»Wenn also die Leute, die wussten, wie man Blutringe fertigt und was immer höhere Magie sonst noch bedeutete, gestorben sind, ohne dieses Wissen weiterzugeben…«
»… sei es, weil sie niemandem genug trauten, um ihn zu unterweisen, sei es, dass sie niemals jemanden fanden, der begabt genug für eine Unterweisung gewesen wäre…«
»…ist es verloren.« Lorkin blickte nachdenklich drein – und definitiv nicht gelangweilt, wie Dannyl mit Erleichterung feststellte. Der junge Magier richtete seine Aufmerksamkeit auf den dritten Stapel.
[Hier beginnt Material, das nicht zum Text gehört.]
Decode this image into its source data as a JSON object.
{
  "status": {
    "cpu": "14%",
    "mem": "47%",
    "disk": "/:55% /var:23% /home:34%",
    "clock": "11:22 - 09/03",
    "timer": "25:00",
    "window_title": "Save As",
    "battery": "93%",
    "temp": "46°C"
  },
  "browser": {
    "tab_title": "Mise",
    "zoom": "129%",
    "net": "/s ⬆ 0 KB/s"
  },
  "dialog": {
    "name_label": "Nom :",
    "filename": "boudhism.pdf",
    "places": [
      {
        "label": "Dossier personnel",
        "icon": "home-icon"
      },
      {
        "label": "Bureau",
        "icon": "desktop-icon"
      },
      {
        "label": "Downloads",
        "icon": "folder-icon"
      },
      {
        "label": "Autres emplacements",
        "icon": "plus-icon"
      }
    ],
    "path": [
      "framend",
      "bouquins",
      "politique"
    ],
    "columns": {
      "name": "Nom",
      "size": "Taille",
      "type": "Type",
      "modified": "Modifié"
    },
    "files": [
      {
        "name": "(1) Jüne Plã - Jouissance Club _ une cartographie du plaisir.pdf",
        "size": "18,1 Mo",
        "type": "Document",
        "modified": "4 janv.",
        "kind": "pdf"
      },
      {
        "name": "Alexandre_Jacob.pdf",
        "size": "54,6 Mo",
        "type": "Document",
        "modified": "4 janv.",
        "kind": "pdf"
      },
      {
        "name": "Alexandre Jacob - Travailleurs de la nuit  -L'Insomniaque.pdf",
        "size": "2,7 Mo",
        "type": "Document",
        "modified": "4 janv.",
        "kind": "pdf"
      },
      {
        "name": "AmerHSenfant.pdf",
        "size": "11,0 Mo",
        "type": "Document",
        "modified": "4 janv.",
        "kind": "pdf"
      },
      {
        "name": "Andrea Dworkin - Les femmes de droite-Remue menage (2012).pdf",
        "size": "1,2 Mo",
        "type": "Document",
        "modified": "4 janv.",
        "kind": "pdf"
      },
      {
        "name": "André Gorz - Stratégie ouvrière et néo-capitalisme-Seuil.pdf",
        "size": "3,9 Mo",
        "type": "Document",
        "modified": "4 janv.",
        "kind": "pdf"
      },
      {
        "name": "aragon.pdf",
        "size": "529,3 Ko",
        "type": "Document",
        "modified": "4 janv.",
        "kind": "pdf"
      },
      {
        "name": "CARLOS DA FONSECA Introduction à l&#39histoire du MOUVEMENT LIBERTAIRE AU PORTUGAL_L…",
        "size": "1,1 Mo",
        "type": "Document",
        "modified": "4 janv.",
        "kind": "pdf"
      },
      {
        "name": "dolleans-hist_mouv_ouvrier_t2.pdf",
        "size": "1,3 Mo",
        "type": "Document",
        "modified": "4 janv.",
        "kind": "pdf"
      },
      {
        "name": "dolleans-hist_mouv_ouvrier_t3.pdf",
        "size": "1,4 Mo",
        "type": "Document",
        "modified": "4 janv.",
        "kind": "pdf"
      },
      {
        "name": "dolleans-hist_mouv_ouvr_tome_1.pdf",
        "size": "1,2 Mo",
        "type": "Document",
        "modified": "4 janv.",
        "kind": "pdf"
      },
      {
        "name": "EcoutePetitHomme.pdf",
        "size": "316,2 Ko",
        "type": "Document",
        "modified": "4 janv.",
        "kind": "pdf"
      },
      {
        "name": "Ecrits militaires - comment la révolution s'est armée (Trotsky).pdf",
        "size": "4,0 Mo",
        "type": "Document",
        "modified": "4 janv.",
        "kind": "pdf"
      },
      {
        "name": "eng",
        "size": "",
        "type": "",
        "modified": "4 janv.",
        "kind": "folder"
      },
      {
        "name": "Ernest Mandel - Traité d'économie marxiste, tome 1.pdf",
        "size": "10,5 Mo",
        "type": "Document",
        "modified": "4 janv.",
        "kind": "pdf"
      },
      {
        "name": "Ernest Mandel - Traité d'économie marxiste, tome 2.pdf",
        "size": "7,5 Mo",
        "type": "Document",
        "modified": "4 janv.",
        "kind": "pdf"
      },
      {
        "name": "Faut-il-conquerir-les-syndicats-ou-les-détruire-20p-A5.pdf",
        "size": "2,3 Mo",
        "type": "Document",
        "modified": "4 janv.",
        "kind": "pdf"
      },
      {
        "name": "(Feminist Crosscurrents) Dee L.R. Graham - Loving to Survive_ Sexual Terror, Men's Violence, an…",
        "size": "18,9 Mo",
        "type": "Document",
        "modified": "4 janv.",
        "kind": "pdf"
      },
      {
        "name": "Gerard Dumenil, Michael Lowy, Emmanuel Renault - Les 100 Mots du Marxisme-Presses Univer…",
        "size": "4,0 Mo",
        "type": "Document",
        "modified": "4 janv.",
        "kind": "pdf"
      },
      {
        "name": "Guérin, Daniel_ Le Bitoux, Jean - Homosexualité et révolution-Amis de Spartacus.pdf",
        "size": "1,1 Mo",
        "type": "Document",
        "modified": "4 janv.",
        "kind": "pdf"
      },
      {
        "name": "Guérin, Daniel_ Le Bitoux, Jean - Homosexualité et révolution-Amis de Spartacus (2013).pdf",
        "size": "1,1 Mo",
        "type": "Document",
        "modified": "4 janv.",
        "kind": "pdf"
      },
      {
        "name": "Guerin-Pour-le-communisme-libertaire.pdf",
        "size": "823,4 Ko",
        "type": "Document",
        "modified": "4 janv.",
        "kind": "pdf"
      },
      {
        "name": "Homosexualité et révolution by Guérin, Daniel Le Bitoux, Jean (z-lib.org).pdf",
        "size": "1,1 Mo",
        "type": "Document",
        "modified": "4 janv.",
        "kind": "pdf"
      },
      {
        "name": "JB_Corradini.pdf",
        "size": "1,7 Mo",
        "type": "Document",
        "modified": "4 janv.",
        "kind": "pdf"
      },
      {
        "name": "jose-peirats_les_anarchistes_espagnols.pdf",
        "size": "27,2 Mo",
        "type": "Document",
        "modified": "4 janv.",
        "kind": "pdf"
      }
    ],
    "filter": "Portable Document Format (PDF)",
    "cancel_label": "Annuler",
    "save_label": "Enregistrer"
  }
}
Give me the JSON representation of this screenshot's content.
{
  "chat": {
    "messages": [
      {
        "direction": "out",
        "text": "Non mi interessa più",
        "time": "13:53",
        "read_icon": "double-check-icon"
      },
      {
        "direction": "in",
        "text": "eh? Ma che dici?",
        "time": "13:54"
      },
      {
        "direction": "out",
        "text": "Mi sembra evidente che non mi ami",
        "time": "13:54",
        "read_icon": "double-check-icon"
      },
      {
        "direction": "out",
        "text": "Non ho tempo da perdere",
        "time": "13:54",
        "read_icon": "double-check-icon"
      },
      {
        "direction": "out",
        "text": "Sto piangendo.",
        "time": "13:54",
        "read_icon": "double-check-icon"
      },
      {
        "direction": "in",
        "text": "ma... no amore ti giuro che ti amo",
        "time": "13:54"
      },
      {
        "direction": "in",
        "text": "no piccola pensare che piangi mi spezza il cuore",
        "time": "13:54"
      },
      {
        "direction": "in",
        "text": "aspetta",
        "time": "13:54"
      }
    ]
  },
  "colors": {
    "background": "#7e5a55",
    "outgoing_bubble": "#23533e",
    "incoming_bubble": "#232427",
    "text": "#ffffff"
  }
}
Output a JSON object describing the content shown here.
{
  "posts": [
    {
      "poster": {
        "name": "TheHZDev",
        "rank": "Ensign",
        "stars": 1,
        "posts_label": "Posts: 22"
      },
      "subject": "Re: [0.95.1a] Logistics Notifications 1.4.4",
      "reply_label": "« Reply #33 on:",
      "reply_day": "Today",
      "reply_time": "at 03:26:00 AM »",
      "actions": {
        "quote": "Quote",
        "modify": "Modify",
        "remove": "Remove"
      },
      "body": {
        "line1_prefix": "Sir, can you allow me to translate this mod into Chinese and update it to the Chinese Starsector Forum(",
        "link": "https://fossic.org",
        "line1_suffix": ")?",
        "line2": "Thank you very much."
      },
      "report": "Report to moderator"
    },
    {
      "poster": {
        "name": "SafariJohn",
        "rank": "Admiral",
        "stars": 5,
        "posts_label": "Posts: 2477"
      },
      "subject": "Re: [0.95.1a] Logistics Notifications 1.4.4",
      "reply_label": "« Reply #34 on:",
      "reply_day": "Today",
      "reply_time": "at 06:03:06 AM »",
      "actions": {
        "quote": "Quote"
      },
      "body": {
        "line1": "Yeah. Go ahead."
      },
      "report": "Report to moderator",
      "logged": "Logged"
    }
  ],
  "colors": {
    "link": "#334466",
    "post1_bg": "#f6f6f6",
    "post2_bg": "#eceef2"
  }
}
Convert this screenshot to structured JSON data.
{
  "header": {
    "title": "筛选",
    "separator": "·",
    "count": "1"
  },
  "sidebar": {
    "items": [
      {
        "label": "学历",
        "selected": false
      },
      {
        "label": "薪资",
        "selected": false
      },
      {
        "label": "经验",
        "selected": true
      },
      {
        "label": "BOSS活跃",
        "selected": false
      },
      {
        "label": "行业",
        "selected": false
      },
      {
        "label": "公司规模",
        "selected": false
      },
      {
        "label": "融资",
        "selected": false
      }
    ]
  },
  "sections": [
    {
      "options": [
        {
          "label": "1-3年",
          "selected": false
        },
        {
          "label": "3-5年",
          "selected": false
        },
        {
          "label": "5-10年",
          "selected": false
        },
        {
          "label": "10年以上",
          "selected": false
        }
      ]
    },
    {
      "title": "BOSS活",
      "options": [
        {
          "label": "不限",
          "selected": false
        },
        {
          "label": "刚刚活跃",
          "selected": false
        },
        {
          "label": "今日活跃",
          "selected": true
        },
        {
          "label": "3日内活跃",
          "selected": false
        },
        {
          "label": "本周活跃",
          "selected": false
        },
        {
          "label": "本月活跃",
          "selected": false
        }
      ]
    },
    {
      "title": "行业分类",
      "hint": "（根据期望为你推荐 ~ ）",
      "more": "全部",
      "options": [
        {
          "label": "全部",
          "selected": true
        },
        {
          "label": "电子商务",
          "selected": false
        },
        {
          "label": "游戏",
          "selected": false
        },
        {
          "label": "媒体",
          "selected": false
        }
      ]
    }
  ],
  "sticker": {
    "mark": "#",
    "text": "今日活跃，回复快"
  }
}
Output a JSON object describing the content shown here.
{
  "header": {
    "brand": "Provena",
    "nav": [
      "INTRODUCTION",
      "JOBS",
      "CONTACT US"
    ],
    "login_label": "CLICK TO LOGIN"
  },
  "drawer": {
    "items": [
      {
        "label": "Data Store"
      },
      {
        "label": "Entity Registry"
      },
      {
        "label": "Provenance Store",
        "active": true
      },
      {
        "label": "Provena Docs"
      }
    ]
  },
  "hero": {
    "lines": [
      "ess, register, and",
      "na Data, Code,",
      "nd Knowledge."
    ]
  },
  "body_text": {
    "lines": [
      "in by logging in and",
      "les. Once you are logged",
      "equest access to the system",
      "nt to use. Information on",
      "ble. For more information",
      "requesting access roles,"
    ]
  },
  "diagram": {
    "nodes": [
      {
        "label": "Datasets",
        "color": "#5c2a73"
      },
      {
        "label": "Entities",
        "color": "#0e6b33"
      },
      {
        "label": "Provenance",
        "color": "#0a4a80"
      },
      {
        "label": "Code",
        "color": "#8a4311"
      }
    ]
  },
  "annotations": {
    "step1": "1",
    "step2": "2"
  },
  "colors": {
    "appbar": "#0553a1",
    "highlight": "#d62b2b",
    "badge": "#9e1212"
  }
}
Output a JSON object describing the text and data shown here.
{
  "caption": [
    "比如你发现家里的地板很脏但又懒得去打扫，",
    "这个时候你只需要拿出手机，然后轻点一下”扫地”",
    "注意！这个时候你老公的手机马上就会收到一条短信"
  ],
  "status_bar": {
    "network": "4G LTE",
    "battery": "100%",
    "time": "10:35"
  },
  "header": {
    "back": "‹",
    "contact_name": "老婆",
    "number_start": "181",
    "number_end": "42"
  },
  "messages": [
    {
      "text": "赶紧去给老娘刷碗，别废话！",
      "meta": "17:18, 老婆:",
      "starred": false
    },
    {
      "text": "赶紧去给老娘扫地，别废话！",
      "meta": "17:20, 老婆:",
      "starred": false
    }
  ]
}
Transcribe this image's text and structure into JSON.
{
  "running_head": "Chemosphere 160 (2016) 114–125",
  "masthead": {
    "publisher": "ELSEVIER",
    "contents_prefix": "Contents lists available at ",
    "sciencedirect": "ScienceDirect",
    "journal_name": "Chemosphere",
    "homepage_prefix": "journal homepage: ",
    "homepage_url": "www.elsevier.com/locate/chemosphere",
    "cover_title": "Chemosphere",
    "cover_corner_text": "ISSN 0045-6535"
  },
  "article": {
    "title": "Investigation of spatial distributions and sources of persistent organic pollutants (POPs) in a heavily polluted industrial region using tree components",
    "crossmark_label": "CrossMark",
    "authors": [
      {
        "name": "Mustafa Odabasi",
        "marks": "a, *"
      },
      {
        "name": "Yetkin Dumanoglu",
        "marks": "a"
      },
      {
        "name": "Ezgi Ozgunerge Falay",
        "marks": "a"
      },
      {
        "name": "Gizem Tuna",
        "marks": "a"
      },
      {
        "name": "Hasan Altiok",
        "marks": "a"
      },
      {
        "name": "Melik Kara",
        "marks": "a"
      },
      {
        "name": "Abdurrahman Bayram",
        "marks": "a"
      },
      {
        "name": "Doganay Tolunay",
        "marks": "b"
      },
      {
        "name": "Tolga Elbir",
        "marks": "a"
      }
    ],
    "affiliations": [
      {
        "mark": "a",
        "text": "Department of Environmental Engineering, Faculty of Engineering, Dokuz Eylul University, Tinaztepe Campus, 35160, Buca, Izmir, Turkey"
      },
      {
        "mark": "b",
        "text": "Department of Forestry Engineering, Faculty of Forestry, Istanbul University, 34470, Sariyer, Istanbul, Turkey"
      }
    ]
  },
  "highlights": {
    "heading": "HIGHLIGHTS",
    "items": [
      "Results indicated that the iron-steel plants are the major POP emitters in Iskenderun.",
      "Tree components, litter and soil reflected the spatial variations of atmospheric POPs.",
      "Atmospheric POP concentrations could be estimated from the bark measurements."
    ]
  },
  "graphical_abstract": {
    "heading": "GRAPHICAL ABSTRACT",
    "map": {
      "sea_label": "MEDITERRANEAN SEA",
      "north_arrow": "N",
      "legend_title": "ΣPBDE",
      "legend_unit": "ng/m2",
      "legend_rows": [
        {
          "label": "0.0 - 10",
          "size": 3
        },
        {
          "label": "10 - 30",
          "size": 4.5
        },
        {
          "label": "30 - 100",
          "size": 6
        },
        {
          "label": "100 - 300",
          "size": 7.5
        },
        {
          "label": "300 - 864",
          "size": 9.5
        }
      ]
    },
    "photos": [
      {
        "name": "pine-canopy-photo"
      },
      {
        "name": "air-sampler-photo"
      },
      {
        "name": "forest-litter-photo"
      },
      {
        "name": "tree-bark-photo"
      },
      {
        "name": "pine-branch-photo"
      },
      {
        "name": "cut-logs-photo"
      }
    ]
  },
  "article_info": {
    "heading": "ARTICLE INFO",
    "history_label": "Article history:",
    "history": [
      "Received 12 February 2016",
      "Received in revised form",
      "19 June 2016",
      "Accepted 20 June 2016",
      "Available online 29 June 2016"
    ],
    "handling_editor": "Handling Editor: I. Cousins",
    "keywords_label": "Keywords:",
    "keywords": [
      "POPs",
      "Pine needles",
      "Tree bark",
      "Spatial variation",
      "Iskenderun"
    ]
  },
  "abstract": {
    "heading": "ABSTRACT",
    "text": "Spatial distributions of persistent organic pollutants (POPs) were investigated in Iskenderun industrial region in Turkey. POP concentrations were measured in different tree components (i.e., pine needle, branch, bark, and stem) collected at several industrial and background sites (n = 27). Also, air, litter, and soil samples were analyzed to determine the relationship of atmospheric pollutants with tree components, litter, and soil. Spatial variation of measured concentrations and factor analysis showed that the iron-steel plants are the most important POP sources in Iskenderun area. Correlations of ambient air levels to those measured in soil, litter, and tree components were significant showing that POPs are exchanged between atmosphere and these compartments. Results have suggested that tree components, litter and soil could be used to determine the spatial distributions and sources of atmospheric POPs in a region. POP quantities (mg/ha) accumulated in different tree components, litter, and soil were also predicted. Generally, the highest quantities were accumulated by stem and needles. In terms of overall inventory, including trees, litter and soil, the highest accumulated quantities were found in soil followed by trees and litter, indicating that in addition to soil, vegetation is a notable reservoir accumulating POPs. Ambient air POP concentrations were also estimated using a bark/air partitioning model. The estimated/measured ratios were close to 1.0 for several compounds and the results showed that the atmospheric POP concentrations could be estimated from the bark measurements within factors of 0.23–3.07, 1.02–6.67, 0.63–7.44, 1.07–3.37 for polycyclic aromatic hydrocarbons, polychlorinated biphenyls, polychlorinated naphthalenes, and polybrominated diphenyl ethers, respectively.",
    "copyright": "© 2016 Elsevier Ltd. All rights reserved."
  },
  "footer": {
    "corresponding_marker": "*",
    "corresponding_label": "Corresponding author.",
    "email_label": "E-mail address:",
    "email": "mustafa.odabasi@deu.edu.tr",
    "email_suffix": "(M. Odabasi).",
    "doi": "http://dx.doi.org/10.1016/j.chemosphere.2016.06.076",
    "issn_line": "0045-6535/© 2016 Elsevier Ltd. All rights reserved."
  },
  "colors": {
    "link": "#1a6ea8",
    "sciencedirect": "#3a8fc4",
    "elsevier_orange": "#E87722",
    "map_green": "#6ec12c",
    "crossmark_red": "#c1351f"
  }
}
»Drei Jahrhunderte sachakanischer Herrschaft«, erklärte Dannyl. »Ich habe die Informationen, die wir über diese Zeit haben, mehr als verdoppelt, obwohl das nicht schwer war, weil es vorher so wenig darüber gab.«
»Als Kyralier Sklaven waren«, sagte Lorkin mit grimmiger Miene.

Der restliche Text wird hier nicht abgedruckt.